What did the FDA find wrong with American Specialty Pharmacy?

The FDA issued a warning letter citing regulatory violations related to their products or manufacturing practices.

Are American Specialty Pharmacy products safe to use?

Based on the FDA's findings, consumers should exercise caution. The company was found to have regulatory issues that may affect product safety.

What should I do if I've used American Specialty Pharmacy products?

If you have used products from American Specialty Pharmacy and experience any adverse effects, contact your healthcare provider immediately. You can also report adverse events to the FDA's MedWatch program.

American Specialty Pharmacy FDA Warning (2017)
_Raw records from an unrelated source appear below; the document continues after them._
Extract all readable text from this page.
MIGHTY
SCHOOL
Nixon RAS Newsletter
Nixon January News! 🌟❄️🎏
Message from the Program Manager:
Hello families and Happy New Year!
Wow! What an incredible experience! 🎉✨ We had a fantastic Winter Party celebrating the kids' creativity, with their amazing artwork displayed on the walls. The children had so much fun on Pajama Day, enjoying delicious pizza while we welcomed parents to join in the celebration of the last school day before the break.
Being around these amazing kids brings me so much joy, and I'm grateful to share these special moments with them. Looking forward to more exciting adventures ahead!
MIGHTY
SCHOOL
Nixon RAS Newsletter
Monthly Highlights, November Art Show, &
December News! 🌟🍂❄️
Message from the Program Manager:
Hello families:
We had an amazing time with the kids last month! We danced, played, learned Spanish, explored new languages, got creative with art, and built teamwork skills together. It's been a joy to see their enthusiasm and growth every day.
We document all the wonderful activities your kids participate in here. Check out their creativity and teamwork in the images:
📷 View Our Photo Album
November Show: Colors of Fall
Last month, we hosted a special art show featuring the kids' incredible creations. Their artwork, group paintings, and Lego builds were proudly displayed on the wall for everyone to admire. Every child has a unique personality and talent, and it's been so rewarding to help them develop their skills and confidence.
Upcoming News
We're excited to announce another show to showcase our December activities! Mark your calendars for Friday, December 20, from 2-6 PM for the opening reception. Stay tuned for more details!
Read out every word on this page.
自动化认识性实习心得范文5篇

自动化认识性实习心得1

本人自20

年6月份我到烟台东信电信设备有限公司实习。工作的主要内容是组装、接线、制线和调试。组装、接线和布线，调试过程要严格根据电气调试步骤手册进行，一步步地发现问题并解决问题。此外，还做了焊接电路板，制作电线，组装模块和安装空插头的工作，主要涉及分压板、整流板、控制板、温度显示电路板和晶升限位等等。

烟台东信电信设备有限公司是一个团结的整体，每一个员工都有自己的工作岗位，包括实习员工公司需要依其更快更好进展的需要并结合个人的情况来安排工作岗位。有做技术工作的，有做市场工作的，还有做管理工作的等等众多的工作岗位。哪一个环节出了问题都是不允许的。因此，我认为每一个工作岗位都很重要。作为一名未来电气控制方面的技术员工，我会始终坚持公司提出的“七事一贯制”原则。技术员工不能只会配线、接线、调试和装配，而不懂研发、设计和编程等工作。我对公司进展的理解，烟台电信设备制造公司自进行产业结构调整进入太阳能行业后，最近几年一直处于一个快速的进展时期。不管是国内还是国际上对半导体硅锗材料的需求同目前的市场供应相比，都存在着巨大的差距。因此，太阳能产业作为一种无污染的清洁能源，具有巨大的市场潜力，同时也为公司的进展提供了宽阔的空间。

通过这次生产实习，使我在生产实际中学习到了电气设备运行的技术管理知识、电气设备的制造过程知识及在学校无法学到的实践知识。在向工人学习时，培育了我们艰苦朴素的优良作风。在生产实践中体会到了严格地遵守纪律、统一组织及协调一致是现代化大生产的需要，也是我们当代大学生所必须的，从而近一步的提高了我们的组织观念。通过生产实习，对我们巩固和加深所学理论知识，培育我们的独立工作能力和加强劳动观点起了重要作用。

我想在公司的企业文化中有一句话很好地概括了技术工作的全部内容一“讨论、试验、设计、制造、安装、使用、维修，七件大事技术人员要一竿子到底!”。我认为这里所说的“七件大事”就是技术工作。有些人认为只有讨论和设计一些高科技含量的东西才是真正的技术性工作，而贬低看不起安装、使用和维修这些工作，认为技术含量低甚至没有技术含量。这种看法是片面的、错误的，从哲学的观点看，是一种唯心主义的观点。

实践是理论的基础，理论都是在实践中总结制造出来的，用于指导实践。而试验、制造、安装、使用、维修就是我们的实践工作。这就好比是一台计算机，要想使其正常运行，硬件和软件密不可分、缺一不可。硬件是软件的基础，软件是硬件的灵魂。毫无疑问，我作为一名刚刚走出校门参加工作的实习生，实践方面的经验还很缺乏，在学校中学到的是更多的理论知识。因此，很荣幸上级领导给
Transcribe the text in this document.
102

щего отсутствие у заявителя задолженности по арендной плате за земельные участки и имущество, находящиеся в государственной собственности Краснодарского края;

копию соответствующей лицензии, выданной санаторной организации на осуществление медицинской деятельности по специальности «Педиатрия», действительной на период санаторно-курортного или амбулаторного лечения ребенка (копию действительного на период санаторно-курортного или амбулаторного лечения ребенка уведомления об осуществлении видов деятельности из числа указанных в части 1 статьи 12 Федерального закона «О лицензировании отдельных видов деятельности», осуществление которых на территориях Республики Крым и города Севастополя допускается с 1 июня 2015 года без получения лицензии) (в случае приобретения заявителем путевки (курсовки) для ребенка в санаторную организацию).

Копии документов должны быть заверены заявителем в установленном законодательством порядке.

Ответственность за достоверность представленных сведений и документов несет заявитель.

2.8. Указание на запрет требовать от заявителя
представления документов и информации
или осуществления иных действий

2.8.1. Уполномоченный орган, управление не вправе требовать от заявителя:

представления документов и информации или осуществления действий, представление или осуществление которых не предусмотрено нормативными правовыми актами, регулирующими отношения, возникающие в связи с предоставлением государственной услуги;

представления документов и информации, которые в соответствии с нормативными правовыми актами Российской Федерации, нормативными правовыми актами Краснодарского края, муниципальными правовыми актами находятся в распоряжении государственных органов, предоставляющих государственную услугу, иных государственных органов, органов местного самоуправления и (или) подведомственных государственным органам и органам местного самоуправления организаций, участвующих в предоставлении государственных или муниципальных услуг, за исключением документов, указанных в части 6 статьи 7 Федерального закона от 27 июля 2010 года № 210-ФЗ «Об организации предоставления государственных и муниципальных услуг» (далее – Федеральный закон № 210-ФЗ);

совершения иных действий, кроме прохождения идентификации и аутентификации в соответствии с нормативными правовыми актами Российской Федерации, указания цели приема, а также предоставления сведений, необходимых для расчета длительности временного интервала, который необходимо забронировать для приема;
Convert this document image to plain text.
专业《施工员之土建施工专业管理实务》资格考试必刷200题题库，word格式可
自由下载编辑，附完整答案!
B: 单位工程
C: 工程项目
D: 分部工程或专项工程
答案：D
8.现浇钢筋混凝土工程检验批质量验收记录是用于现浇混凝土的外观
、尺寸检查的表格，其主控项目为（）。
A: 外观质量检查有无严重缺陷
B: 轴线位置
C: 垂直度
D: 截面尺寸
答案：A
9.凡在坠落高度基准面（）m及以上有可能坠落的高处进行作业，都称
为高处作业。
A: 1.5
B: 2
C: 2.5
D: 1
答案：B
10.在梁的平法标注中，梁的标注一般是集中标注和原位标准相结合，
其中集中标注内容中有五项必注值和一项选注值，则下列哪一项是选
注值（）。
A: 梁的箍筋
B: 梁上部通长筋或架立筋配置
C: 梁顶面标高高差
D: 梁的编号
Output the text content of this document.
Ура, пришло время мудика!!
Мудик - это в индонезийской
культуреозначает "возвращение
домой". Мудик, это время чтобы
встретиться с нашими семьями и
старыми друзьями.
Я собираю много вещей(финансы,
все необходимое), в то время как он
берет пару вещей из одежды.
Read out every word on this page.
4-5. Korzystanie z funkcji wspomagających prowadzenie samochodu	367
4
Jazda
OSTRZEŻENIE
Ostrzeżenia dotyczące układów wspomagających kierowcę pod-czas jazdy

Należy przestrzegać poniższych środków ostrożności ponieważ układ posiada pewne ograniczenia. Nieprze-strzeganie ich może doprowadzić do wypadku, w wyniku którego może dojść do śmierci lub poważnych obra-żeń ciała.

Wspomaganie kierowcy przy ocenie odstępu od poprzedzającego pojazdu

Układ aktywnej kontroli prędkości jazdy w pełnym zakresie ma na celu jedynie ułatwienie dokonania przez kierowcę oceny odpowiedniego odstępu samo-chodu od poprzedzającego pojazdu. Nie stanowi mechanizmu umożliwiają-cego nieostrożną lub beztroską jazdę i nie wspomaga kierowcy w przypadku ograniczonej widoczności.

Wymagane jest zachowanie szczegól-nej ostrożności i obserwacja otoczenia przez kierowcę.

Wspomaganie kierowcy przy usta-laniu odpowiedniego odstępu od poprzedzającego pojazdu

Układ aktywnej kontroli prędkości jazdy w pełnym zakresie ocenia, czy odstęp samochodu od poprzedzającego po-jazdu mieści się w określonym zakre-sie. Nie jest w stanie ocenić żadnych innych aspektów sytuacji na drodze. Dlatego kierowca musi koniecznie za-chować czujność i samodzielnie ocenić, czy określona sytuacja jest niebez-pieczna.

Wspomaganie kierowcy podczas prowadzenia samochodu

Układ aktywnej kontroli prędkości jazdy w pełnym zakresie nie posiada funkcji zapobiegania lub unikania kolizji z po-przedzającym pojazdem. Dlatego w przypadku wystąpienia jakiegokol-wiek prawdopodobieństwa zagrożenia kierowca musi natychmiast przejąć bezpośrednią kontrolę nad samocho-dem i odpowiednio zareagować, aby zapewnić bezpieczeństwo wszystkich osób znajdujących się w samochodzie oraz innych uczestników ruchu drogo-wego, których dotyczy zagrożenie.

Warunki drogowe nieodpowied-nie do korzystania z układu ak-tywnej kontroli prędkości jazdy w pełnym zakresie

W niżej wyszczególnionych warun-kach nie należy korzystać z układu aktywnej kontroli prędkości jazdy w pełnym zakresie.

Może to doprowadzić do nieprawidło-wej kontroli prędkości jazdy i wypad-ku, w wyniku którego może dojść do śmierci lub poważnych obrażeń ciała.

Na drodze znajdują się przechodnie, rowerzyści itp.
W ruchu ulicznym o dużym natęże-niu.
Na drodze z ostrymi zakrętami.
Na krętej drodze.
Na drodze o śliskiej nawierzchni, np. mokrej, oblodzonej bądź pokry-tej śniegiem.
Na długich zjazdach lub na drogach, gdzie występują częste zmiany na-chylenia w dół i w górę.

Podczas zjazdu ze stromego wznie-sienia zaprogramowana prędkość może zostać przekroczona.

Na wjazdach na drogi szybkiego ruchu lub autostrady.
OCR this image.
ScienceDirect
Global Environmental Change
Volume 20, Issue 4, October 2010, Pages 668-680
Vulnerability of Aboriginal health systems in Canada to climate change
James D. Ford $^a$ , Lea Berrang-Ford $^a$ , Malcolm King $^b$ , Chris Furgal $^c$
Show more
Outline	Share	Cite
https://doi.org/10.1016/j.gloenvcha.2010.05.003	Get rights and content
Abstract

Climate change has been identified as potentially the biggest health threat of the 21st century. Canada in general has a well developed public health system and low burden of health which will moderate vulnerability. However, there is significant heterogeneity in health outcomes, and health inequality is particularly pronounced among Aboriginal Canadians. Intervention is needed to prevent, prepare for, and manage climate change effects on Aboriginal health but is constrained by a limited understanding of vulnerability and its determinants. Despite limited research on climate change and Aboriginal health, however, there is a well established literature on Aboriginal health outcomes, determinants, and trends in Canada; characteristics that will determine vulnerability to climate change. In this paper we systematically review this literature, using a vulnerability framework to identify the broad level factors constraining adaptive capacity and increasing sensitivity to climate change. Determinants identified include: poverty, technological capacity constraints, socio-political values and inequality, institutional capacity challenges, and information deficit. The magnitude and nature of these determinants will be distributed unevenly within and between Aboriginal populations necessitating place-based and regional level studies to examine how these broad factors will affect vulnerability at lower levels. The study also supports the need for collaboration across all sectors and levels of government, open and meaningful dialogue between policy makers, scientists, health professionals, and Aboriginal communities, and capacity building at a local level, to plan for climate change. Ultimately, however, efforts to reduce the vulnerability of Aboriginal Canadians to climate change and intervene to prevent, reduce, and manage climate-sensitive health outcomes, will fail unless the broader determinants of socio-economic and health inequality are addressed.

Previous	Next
Name: American Specialty Pharmacy FDA Warning (2017)
Creator: Supplement Safety Data Team
Published: 2026-03-27T01:44:20.360072

Compiled by the Supplement Safety Data Team | Sourced from Official FDA Records on July 28, 2017

MODERATE SEVERITY 2017

Disclaimer: This report is an analysis of a public FDA warning letter. It is not medical advice. If you have consumed these products and feel unwell, contact a healthcare professional immediately.

Executive Summary

The FDA issued a warning letter to American Specialty Pharmacy on July 28, 2017 citing regulatory violations. The letter was issued by the FDA.

Regulatory Violations

Detailed Analysis

False Claims and Regulatory Violations

If you decide to resume compounding operations in the future, please provide an explanation of each step taken to prevent the recurrence of the violations cited in the warning letter, as well as copies of related documentation. In addition to taking appropriate corrective actions, your firm should notify this office prior to resuming production of any drug products in the future.

Potential Health Risks

Office of Pharmaceutical Quality Operations, Division II4040 N. Central Expressway, Suite 300Dallas, Texas 75204

Abdul Hameed, OwnerAmerican Specialty Pharmacy, Inc.13988 Diplomat Drive, Suite 100Farmers Branch, Texas 75234

The U.S. Food and Drug Administration (FDA) has completed an evaluation of your response to our warning letter (WL# 2016-DAL-WL-27) dated June 28, 2016. From June 13, 2017, to June 14, 2017, FDA investigators conducted an inspection of your facility, American Specialty Pharmacy, located at 2743 W. 15th Street, Plano, Texas 75075-7525. We acknowledge that your firm has ceased production of drugs at this facility.

Regulatory Context

You are expected to take all necessary steps to assure compliance with the Federal Food, Drug, and Cosmetic Act and FDA’s implementing regulations. This letter will not preclude any future regulatory action should violations be observed during a subsequent inspection or through other means.

If you have additional questions, please contact me at 214-253-5288.

Key Entities Identified

American Specialty Pharmacy FDA Warning Letter

Frequently Asked Questions

What did the FDA find wrong with American Specialty Pharmacy?: The FDA issued a warning letter citing regulatory violations related to their products or manufacturing practices.
Are American Specialty Pharmacy products safe to use?: Based on the FDA's findings, consumers should exercise caution. The company was found to have regulatory issues that may affect product safety.
What should I do if I've used American Specialty Pharmacy products?: If you have used products from American Specialty Pharmacy and experience any adverse effects, contact your healthcare provider immediately. You can also report adverse events to the FDA's MedWatch program.

Source Document

This report is based on an official FDA warning letter. The original document is a public record.

View Original FDA Warning Letter

Medical Disclaimer: This report is an analysis of public FDA warning letters. It is not medical advice. If you have consumed these products and feel unwell, contact a healthcare professional immediately. You can report adverse events to the FDA MedWatch program.